Supreme Commander 2 is announced with an unlikely publisher
Thursday, November 13th, 2008Supreme Commander 2, the sequel to … well … Supreme Commander, has been announced, though no release date is yet set. And it’s going to be published by Square Enix, which makes it the company’s first foray outside of the Japanese game development market, and also a large departure from the usual big-haired angsty hero RPG fare.
For those of you who may not be aware, Supreme Commander was the spiritual successor (designed by the same guy, Chris Taylor) to the late-90s real-time strategy masterpiece Total Annihilation. Supreme Commander ultimately wasn’t quite as legendary as its predecessor, but it was quite good, and Grokmoo and I spent many months playing it. We even ran a dedicated community blog. Here’s hoping that the sequel surpasses it. My main problem with Supreme Commander was that the endgame wasn’t particularly good, with potentially hours worth of build-up to a resolution that typically lasted a minute at most. The exponential ramp-up of economic structures, which allowed one to construct huge armies entirely independently of any strategic need to control resources on the map, led to massive, massive turtling, which felt more like SimCity with a disaster thrown in at the end than the strategic give-and-take, feint-and-assault one typically expects from an RTS.

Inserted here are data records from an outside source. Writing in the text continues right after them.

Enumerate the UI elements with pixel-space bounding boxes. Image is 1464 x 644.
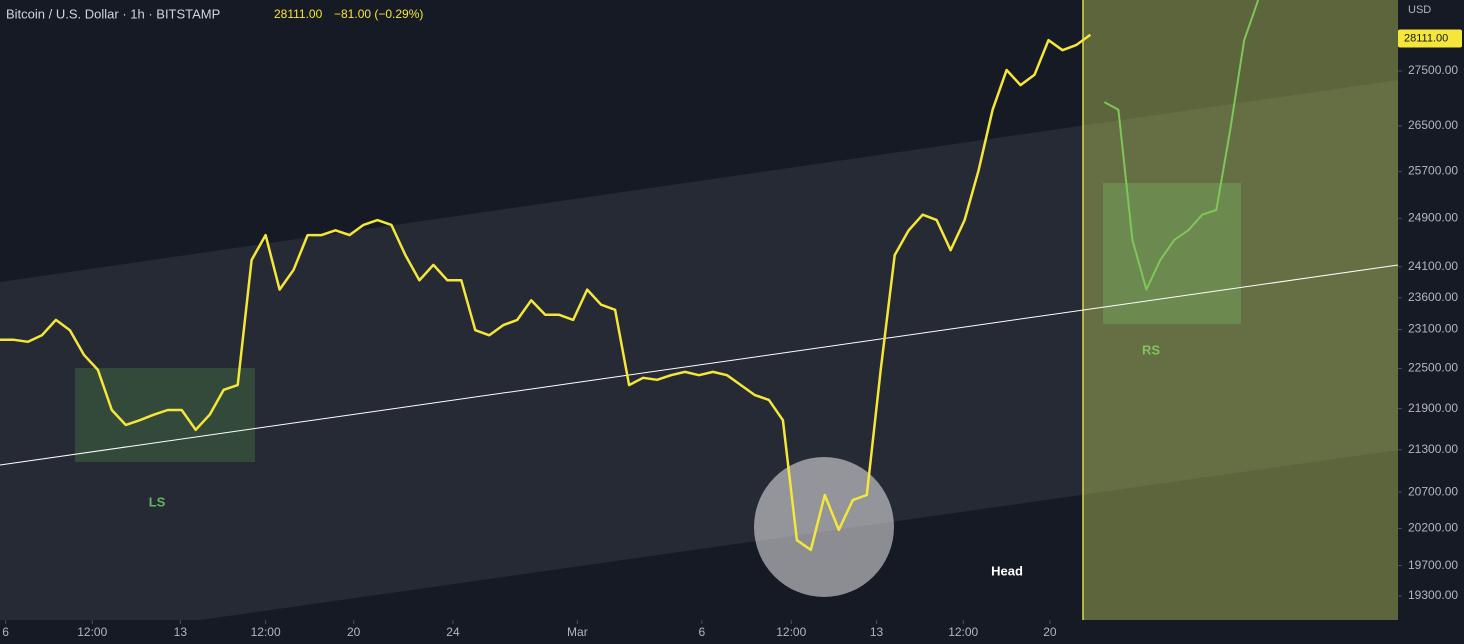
projection-zone xyxy=(1083,0,1398,620)
header-price: 28111.00 xyxy=(274,7,323,21)
y-tick-label: 23600.00 xyxy=(1408,290,1458,304)
y-tick-label: 24900.00 xyxy=(1408,210,1458,224)
annotation: Head xyxy=(991,563,1023,578)
last-price-box xyxy=(1398,29,1462,48)
x-tick-label: 6 xyxy=(2,625,9,639)
x-tick-label: Mar xyxy=(567,625,588,639)
x-tick-label: 24 xyxy=(446,625,460,639)
x-tick-label: 13 xyxy=(174,625,188,639)
x-tick-label: 6 xyxy=(698,625,705,639)
x-axis-panel xyxy=(0,620,1398,644)
y-tick-label: 22500.00 xyxy=(1408,361,1458,375)
x-tick-label: 12:00 xyxy=(948,625,978,639)
header-change: −81.00 (−0.29%) xyxy=(334,7,423,21)
y-tick-label: 26500.00 xyxy=(1408,118,1458,132)
y-tick-label: 25700.00 xyxy=(1408,164,1458,178)
rs-box xyxy=(1103,183,1241,324)
y-tick-label: 19300.00 xyxy=(1408,588,1458,602)
last-price-label: 28111.00 xyxy=(1404,32,1448,44)
y-tick-label: 21900.00 xyxy=(1408,401,1458,415)
y-tick-label: 20200.00 xyxy=(1408,521,1458,535)
y-tick-label: 23100.00 xyxy=(1408,322,1458,336)
x-tick-label: 12:00 xyxy=(77,625,107,639)
y-tick-label: 20700.00 xyxy=(1408,484,1458,498)
y-tick-label: 19700.00 xyxy=(1408,558,1458,572)
neckline xyxy=(0,264,1399,466)
x-tick-label: 12:00 xyxy=(776,625,806,639)
y-axis-panel xyxy=(1398,0,1464,644)
y-tick-label: 24100.00 xyxy=(1408,259,1458,273)
y-tick-label: 21300.00 xyxy=(1408,442,1458,456)
channel-band xyxy=(0,80,1398,620)
annotation: LS xyxy=(149,494,166,509)
x-tick-label: 20 xyxy=(1043,625,1057,639)
x-tick-label: 20 xyxy=(347,625,361,639)
chart-title: Bitcoin / U.S. Dollar · 1h · BITSTAMP xyxy=(6,6,220,21)
plot xyxy=(0,0,1260,552)
y-tick-label: 27500.00 xyxy=(1408,63,1458,77)
x-tick-label: 13 xyxy=(870,625,884,639)
price-line xyxy=(0,33,1092,552)
x-tick-label: 12:00 xyxy=(251,625,281,639)
head-circle xyxy=(754,457,894,597)
currency-label: USD xyxy=(1408,4,1431,16)
price-line xyxy=(1103,0,1260,291)
annotation: RS xyxy=(1142,342,1160,357)
ls-box xyxy=(75,368,255,462)
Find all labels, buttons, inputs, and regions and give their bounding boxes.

I think Chris Taylor is aware of the criticisms of Supreme Commander and should be able to use the lessons learned from it to great effect with the sequel. Supreme Commander was revolutionary, but uneven around the edges. All Supreme Commander 2 has to do to be a masterpiece is to be evolutionary. And Chris: Please don’t make the same mistake of having such ridiculously high system requirements as Supreme Commander. As a college student at the time, I was definitely in your target market, but the only way I was able to play the game was to build a computer good enough to run it — and the only reason I could afford that was because of my scholarship. Look at the success of World of Warcraft, which succeeds partially because it prioritizes running on moderate hardware over absolute cutting-edge visuals, and ask yourself if that really was such a bad idea.